= Flying rings =

Former gymnastics event

Dislocate at end of front swing

Flying rings was a gymnastics event similar to still rings, but with the performer gripping a pair of rings, approximately shoulder width apart, and swinging— from the point of suspension of the rings— while executing a series of stunts.

==Apparatus==
Whereas still rings are now 9.8 feet from the point of attachment, flying rings – also used as still rings in the past – were on cables up to 22 feet in length - the extra 12 feet allowing the gymnast to swing through an impressive arc. The rings themselves were at times larger and heavier than competition still rings today, designed on a steel core covered by rubber or leather.

==History==
There is some evidence that the event took place in an international contest in the late 1800s, if not earlier. Records from Princeton University indicate one of its students, H. G. Otis, won the Eastern Intercollegiate Championships in flying rings in 1902. In America, the event persisted on a regular basis in both NCAA and AAU gymnastic competitions until the early 1960s, when those governing bodies eliminated the flying rings in future meets in an effort to correlate apparatus and performances with those in the modern Olympic Games. Another reason flying rings was removed from intercollegiate competitions is the dangerous nature of the event, with the gymnast soaring to a height of 15 feet or so at each end of a swing. Frank Snay, of Navy, was the last winner in the NCAA event in 1961. It is difficult to ascertain if flying rings ever existed in the Olympic Games, for records occasionally cite medalists in "flying rings" when in fact the event may have been the still rings.

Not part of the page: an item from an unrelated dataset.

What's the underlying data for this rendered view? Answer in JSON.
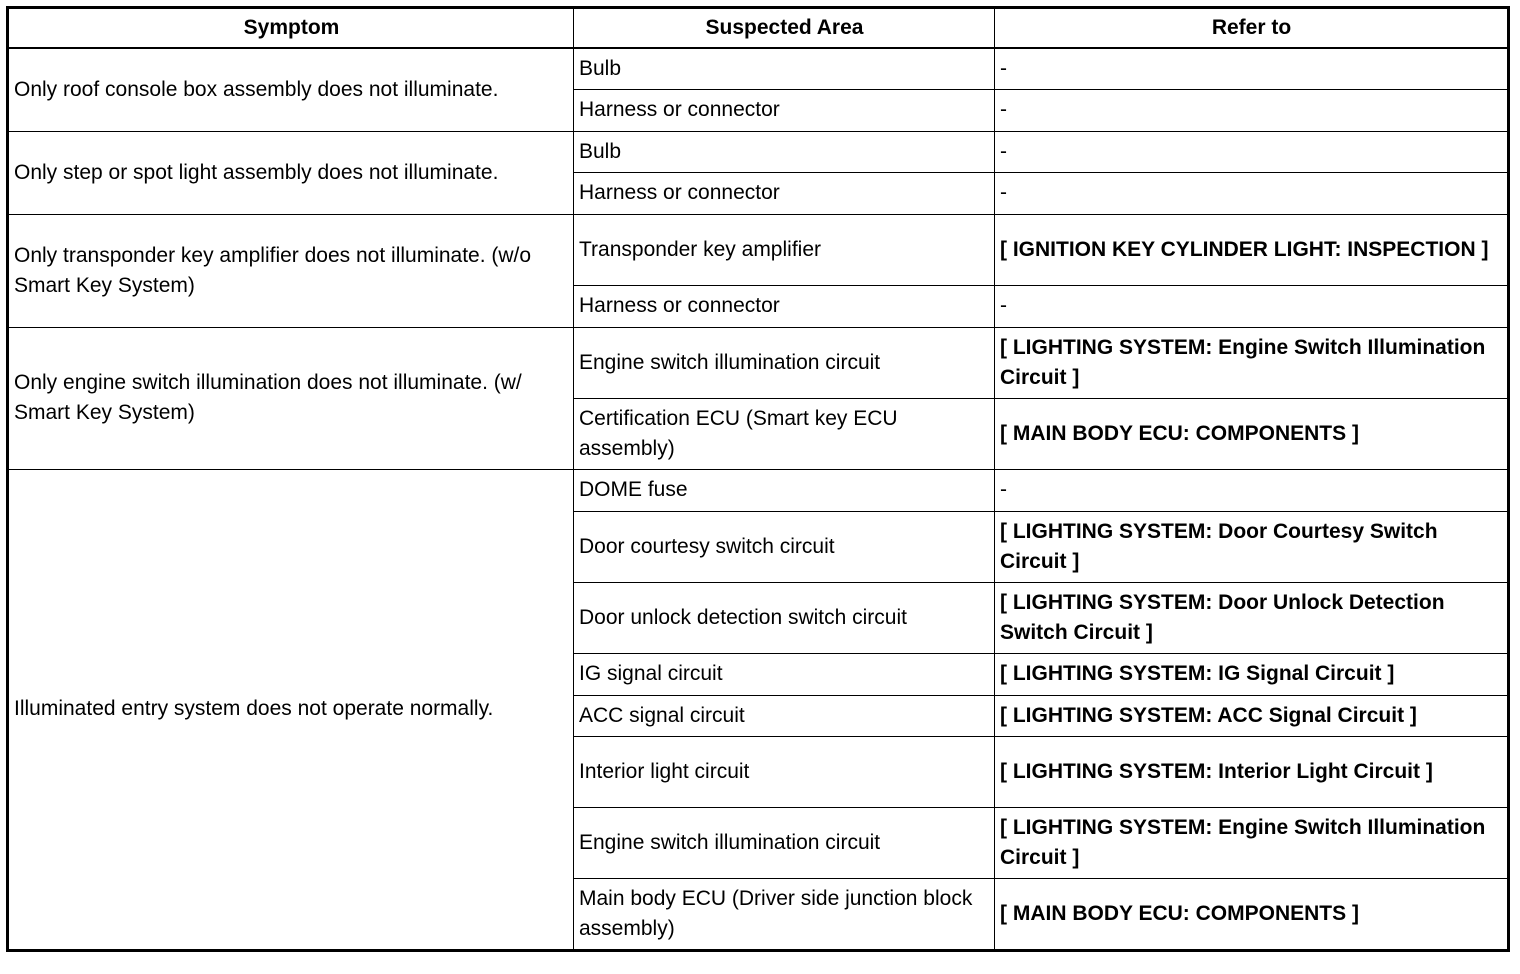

In the 1948 Olympic women's artistic team all-around, there was a compulsory flying rings routine.

==The performance==
To start a routine, the gymnast jumped or was lifted until he could grasp the rings; then an assistant pulled or pushed him, starting his swing. At the end of each arc the gymnast would do pikes, dislocates or front or back-uprises to build up height. A typical routine would show a number of "flying" dislocates or inlocates (a dislocate leading directly to a support above the rings or a shoulder stand). Advanced performers would do two tricks at each end of the swing. Such as a dislocate to a shoot the shoulder move done in the front or the back of the swing. The performer might also do additional moves typical of the still rings while in flight. After several passes the routine would end with a (usually) spectacular dismount, normally off a front swing. The winning dismount at the AAU held at the Air Force Academy in 1960 was at the front of the swing, a front dislocate immediately into a double flyaway from 15 feet. Fellow gymnasts in place, prepared to help break a fall if the move failed.

==Safety features==
No nets or other safety devices, apart from standard gym mats, were used in competition, although, when training, gymnasts frequently used a flying mechanic (a suspended support rig).